In college I had a friend, Claudia, who continuously put herself in sexual situations she wasn’t fully comfortable with. She was convinced she had “sex like a man.” She was “just horny.” And sometimes she was genuinely horny; I believe that. It can be hard to disentangle these things. But even though Claudia hid behind horniness, she would still text these men manically, hundreds of times, and then show me the messages, scrolling and scrolling through a wall of blue with no reply. She’d be gutted by rejections in ways that didn’t match the story she was telling about herself. She’d cry about a guy she supposedly didn’t care about and then, the next weekend, do it again with someone new. She wasn’t having casual sex. She was having desperate sex and calling it casual, because casual was the version of herself she wanted to be: unbothered, cool, free, needing nothing from anyone. I watched it for years, and I never knew what to say, and I think a lot of women have a Claudia in their lives, or have been Claudia, or have at least felt the pull of becoming her.
I think of this as trainwreck feminism.
The problem with a lot of millennial-coded “choice” feminism was not that it had delusionally high standards. No, the problem was the standards were so low as to be a form of self-destruction. As someone who lived it, the reality was simpler and sadder: women were in pain, and they knew they were in pain, and the only cultural vocabulary available to them turned that pain into a kind of performance. Best case scenario, you could sell it for $50 a pop to xoJane. Maybe you’d become Cat Marnell or Lena Dunham or something. Maybe your Tumblr would get you a book deal.

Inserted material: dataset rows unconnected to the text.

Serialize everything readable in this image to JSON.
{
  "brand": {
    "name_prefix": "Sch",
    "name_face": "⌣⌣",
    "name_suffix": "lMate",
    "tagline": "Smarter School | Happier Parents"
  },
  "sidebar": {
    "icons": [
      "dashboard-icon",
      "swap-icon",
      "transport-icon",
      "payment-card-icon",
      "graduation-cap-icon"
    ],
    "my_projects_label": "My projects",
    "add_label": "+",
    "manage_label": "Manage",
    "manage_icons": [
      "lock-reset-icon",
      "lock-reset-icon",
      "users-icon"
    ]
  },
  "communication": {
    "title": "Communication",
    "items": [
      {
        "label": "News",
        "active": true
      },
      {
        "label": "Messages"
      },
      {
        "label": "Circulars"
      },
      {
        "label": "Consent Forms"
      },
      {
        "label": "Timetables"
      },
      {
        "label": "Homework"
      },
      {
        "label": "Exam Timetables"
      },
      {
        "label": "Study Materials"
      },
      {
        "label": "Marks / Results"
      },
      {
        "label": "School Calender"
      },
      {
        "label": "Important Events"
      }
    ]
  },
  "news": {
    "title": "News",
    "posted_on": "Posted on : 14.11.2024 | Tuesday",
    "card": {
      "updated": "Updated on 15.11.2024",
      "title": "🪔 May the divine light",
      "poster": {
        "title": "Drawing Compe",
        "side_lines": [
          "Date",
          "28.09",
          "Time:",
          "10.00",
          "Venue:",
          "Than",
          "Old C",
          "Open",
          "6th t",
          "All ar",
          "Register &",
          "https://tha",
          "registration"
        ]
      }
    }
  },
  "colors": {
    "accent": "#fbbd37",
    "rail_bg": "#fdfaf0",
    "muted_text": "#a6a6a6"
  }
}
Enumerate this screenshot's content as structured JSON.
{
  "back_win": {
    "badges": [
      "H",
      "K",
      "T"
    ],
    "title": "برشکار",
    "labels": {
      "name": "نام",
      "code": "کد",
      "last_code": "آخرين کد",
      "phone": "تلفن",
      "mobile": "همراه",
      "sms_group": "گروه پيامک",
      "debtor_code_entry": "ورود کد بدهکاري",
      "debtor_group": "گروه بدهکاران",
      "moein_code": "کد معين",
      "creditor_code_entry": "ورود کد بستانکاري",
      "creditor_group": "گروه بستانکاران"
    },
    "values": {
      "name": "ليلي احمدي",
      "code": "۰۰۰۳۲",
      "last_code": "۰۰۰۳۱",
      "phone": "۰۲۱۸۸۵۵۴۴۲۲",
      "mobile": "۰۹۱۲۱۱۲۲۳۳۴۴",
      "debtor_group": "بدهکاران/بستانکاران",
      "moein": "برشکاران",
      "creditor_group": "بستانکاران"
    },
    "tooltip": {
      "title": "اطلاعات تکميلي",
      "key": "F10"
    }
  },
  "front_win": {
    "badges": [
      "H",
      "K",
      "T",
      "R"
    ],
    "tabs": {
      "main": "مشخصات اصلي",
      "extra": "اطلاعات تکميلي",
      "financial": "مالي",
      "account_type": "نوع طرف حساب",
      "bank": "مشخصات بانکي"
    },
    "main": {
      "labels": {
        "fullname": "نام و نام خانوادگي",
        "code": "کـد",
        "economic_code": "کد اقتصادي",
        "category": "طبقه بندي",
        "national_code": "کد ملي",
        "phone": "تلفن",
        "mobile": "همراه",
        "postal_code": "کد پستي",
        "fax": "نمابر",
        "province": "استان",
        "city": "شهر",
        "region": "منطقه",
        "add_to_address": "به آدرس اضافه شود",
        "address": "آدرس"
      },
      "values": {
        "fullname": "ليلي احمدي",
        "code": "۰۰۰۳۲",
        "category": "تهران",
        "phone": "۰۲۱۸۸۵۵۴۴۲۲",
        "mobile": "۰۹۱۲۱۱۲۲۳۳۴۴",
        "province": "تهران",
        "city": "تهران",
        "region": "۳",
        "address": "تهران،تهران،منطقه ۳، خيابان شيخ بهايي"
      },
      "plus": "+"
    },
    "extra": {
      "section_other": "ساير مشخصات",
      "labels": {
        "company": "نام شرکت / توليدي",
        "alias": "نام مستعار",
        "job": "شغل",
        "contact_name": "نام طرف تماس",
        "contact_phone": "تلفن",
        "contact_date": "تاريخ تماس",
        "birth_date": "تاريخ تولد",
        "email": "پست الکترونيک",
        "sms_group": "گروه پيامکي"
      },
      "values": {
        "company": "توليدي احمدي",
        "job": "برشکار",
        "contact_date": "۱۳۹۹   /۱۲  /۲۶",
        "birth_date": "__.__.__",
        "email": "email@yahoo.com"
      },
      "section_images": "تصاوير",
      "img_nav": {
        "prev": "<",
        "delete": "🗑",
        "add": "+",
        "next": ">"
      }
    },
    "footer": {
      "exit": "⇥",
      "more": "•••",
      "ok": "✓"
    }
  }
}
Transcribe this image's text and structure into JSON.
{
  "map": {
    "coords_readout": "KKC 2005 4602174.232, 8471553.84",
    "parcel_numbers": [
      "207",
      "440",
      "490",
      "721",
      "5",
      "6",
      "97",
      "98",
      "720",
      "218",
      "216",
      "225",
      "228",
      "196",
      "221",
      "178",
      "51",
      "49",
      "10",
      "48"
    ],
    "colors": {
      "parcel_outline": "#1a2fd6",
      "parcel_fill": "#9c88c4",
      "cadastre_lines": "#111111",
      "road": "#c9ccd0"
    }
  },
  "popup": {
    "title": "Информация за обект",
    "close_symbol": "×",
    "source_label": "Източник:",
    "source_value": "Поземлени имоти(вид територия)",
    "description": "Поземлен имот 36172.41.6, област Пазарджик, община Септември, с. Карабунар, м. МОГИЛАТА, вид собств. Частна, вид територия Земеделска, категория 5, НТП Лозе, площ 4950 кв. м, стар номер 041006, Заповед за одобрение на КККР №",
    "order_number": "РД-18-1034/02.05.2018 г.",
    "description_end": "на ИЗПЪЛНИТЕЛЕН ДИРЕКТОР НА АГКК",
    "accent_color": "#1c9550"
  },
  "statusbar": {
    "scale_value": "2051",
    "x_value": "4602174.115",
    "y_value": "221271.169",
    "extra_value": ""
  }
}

All this to say, millennial women leaned into their flaws. The posture was something like: the world is a trash heap and so am I, isn’t that hilarious? It’s the same impulse you see now in women who perform misogyny, the ones who want you to know they’re not like other girls because they both see and agree that women – women, including themselves – are awful. Out of the millennial version of this stance came the valorization of fast food as aesthetic, of hangovers as personality, of sexual misadventure as confessional essays as minor celebrity. Sleep with the gross guy at the food cart or the bar or for one of my college friends, “the docks” for the story. It was never empowering. It was more like a preemptive strike; if I hurt myself before the world can hurt me, at least I chose it.